Pierre Combescot est bien connu des lecteurs du "Canard Enchaine" : il signe, tous les mercredis, la critique de concerts, operas et ballets, sous le pseudonyme de <Luc Deygnes> Le hasard des "books shops" m'a permis de partir en voyage dans la
Rome antique en decouvrant "Ce soir on soupe chez Petrone" dans lequel Combescot nous lraconte la vie de Petrone, et la personnalite de nombreux romains et grecs dont l'histoire a retenu les noms, tel que le charmant Neron !
Petrone, l'auteur du "Satiricon", doit beaucoup a Fellini. Combescot nous le presente ainsi :
"...Petrone est un entrepreneur de demoralisation. De demolition egalement. Demolition du langage par l'argot glane dans les bouges de
Marseille, au temps de sa jeunesse, car Petrone fu marseillais avant d'etre romain"
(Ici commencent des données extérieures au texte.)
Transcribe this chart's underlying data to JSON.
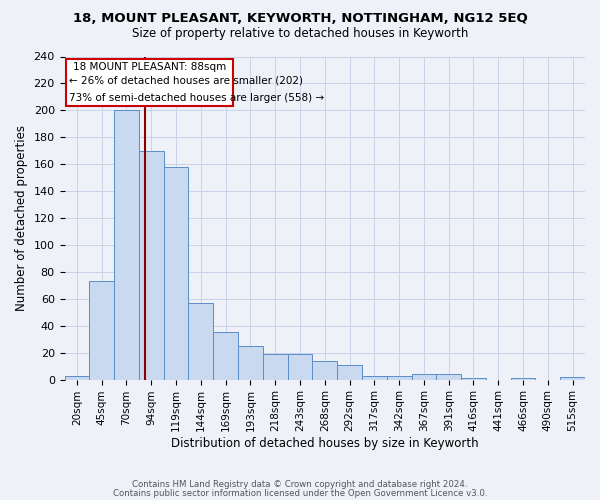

Du coup, par la voix du grec Lysias, l'auteur nous laisse a voire la vie de Petrone dans ses moindres details, avec une langue liberee, ouverte sur le foisenement de la vie. Comme il nous parle d'un temps ou l'honneur des hommes ne se trouvait dans la partie la plus charnue de leur individu, mais dans leur courage physique, le mepris de la mort, et leur
savoir mourir, il m'est delicat de citer un passage du livre sans m'attirer le courroux de "Anastasie", cette charmante dame de VF que nous venerons et que nous saluons - voila t-il pas que je fais mon Seneque, qualifie de lecheur par Petrone.
"...Ce fut a cet instant, je crois, que je lui posai la question (Lysias a Petrone) :
"...Et Seneque ? - Il n'est pas de mes habitudes de debiner un mort, mais puique tu m'interroges sur Seneque, je te dirai que c'etait le roi des lecheurs. La moindre fripouille d'affranchi ou d'esclave proche du prince avait droit a son coup de langue. Sa <Consalation a Polype> est une honte surtout lorsqu'on sait qui etait le personnage... (toujours sur Petrone)
Il respire tout a fait a son aise et souvent avec un certain contentement, parmi les bassesses, les assassinats de sang froid, les fourberies, les trahisons, les avarices, les rapines...."Voici Seneque habiller pour l'eternite !
A la fin du livre, ne pas manquer de lire les notes de l'editeur, passionnantes, qui montrent bien bien que Combescot n'a pas ecrit son roman sans s'etre, au prealable, remarquablement documente, et qu'il n'a, en fait, pas pousse le bouchon trop loin, alors qu'il aurait pu !
Ce soir on soupe chez Petrone, de Perre Combescot, aux editons Grasset.